The First Encounter
“Three Encounters” begins with In a parable, a man leases a vineyard to vinedressers and goes away. When he sends servants to collect some fruit, they are beaten, stoned, or killed. He sends his son, hoping for respect, but the vinedressers kill him for the inheritance. The owner plans to destroy the vinedressers and give the vineyard to others. The audience realizes the parable criticizes them, but fear prevents them from retaliating.
The Second Encounter
The Pharisees and Herodians try to trap Jesus with a question about paying taxes to Caesar. Jesus, aware of their hypocrisy, asks for a denarius and asks whose image and inscription it bears. When they answer “Caesar’s”, Jesus responds, “Render to Caesar the things that are Caesar’s, and to God the things that are God’s.” They are amazed at his answer.
The Third Encounter
The Sadducees, who deny resurrection, question Jesus about a woman who married seven brothers consecutively. They ask, “Whose wife she will be in the resurrection?” Jesus corrects them, stating that people do not marry after the resurrection.
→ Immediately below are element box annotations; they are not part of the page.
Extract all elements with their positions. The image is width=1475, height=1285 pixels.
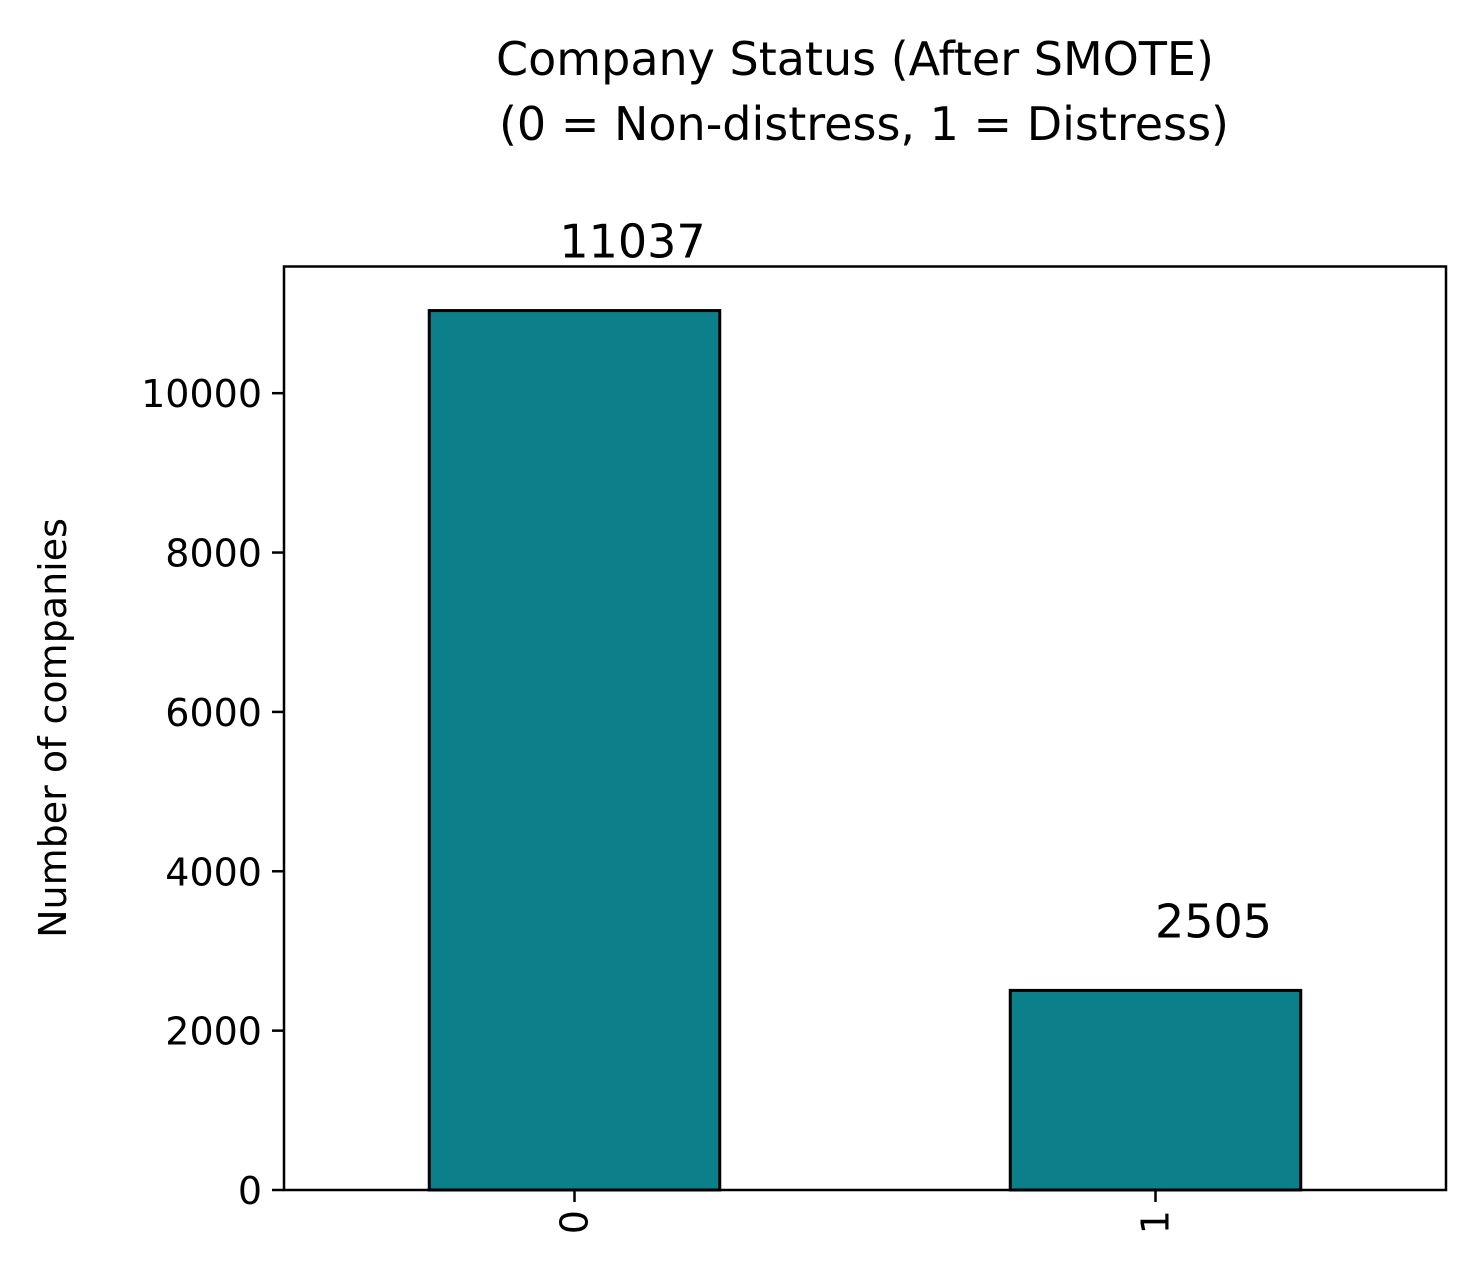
- bar-0: [427, 309, 722, 1192]
- bars-layer: [427, 309, 1303, 1192]
- plot-frame: [282, 265, 1448, 1192]
- y-tick-label-2000: 2000: [165, 1010, 262, 1054]
- x-tick-label-1: 1: [1134, 1210, 1178, 1234]
- y-tick-label-8000: 8000: [165, 532, 262, 576]
- data-label-1: 2505: [1155, 894, 1272, 948]
- y-tick-label-6000: 6000: [165, 691, 262, 735]
- x-tick-label-0: 0: [553, 1210, 597, 1234]
- data-label-0: 11037: [559, 215, 705, 269]
- y-tick-label-0: 0: [238, 1169, 262, 1213]
- bar-1: [1008, 988, 1303, 1192]
- y-tick-label-4000: 4000: [165, 850, 262, 894]
- y-axis-label: Number of companies: [31, 518, 75, 938]
- y-tick-label-10000: 10000: [141, 372, 262, 416]
- y-axis-ticks: 0 2000 4000 6000 8000 10000: [141, 372, 284, 1213]
- chart-title-line-2: (0 = Non-distress, 1 = Distress): [499, 97, 1229, 151]
- data-labels-layer: 11037 2505: [559, 215, 1272, 949]
- chart-title-line-1: Company Status (After SMOTE): [496, 32, 1214, 86]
He affirms the resurrection, stating that God is the God of the living, not the dead, and accuses the Sadducees of being greatly mistaken.
Lessons from Three Encounters
These three encounters teach us important lessons. The first encounters warns us about the consequences of rejecting God’s messengers and, ultimately, his own son. This encounter emphasizes the importance of recognizing and respecting God’s authority. The second encounter teaches us about the balance between our civic duties and our devotion to God. We must fulfill our responsibilities in the world while remaining faithful to our spiritual beliefs. The third encounter challenges our understanding of the afterlife and affirms the resurrection. It reminds us that God is the God of the living. And our earthly relationships and concerns may not hold the same significance in eternity.